Ind. Code § 34-18-8-7. In Guinn v. Light, 558 N.E.2d 821 (Ind. 1990), we held that the medical malpractice statute of limitation is not tolled when a proposed complaint is tendered to the Insurance Commissioner and the Commissioner determines that the health care provider has not qualified under the act. Id. at 822. We noted, however:
Some patients and their attorneys, of course, tender a complaint to the commissioner when they are uncertain whether a provider has qualified under the Act. We view this as prudent in light of the potential for misinformation conveyed over the telephone or through other informal means.
Filing a proposed complaint with the commissioner of insurance tolls the statute of limitations until the commissioner or his agent informs the parties that the provider has not qualified under the Act. The commissioner is the appropriate public officer to make such a determination. If the commissioner determines that the provider has not qualified and so notifies the parties, the statute of limitations begins running again and the claimant must file an action in court or risk being barred by the statute of limitations.
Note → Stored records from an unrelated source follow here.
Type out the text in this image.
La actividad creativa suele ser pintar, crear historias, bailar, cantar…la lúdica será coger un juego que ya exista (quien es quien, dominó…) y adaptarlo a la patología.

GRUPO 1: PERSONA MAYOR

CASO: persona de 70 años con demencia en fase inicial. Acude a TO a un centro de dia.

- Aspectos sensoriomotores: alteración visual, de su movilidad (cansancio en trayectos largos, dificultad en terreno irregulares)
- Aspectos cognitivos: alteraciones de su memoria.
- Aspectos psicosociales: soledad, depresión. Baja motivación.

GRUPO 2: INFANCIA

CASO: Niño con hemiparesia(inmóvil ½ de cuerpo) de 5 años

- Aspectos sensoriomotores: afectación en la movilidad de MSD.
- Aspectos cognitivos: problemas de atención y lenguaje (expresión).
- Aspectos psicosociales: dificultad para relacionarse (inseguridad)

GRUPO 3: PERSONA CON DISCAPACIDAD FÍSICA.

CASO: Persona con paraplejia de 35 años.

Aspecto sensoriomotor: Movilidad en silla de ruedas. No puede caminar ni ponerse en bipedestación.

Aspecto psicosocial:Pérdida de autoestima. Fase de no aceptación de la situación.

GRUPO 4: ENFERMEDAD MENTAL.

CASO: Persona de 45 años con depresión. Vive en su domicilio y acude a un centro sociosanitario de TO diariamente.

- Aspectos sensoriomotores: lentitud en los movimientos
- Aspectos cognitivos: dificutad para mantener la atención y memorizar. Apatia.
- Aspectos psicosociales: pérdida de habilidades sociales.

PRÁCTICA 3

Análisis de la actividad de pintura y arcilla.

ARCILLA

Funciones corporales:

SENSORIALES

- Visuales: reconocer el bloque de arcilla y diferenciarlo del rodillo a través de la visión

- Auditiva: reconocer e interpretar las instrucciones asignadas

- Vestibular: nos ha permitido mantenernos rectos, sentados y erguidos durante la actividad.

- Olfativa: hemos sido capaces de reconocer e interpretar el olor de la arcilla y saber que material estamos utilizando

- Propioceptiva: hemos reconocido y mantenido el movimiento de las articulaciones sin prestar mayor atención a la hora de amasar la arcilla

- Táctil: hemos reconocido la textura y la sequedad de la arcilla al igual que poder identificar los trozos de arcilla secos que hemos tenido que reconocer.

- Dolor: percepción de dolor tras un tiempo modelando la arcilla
Id. at 824. In light of this recommended practice, Indiana Code § 34-18-8-7, added to the Medical Malpractice Act effective 1999, is consistent with other provisions of the Act that disfavor subjecting a health care provider to public accusations of medical malpractice until after such claim is presented to a medical review panel.
Having previously granted transfer, we now dismiss this appeal.
SHEPARD, C.J., and SULLIVAN, BOEHM, and RUCKER, JJ., concur.